By serving as Rector of TU Dresden, she became a symbol of the "Socialist New Woman." While her appointment was undoubtedly influenced by the GDR’s political desire to showcase gender equality, she used her position to modernize the university’s curriculum and strengthen its engineering departments. She proved that a woman could manage a massive technical institution (TU Dresden had over 15,000 students at the time) with the same rigor as her male counterparts.

6. Collaborations

Hartmut Kallmann: Her mentor at TH Berlin, with whom she conducted foundational research on liquid scintillators.
Herbert Koch: Her primary collaborator on applied radioactivity textbooks.
The "Dresden School": At TU Dresden, she mentored a generation of physicists who would go on to lead the GDR’s nuclear energy and medical physics programs.

7. Lesser-Known Facts

Political Career: Beyond the lab, Herforth was a member of the Volkskammer (the parliament of the GDR) from 1963 to 1981. She also served on the State Council (Staatsrat), the collective head of state, which gave her significant influence over the direction of East German science policy.
The Kallmann Connection: Her mentor, Hartmut Kallmann, was forced to leave Germany during the Nazi era because of his Jewish ancestry.

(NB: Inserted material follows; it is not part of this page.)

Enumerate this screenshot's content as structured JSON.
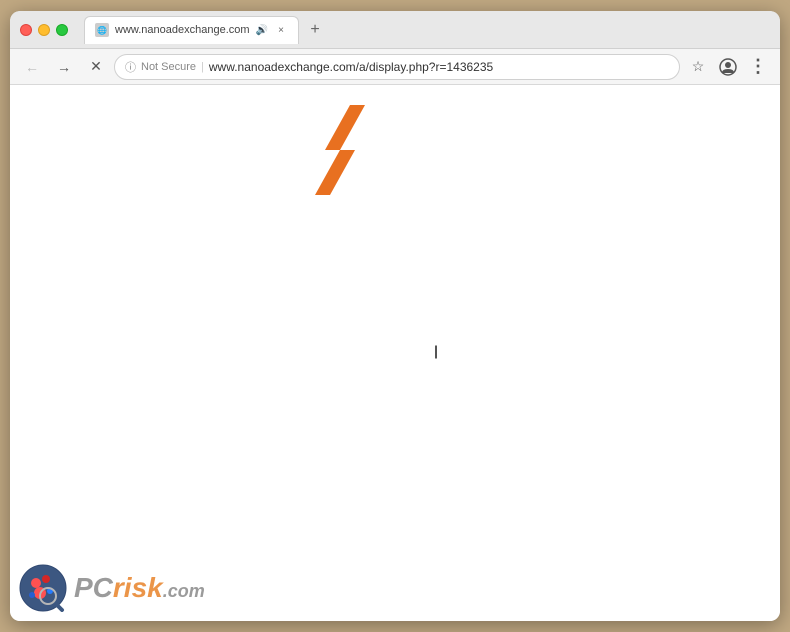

Herforth remained in contact with him after he moved to the United States, a rare cross-Iron Curtain connection during the Cold War.
Longevity in Science: Even after her retirement in 1977, she remained an active figure in the academic community until her death at age 93. She witnessed the reunification of Germany and the subsequent restructuring of the university system she had helped build, maintaining her status as a "Grande Dame" of German physics throughout the transition.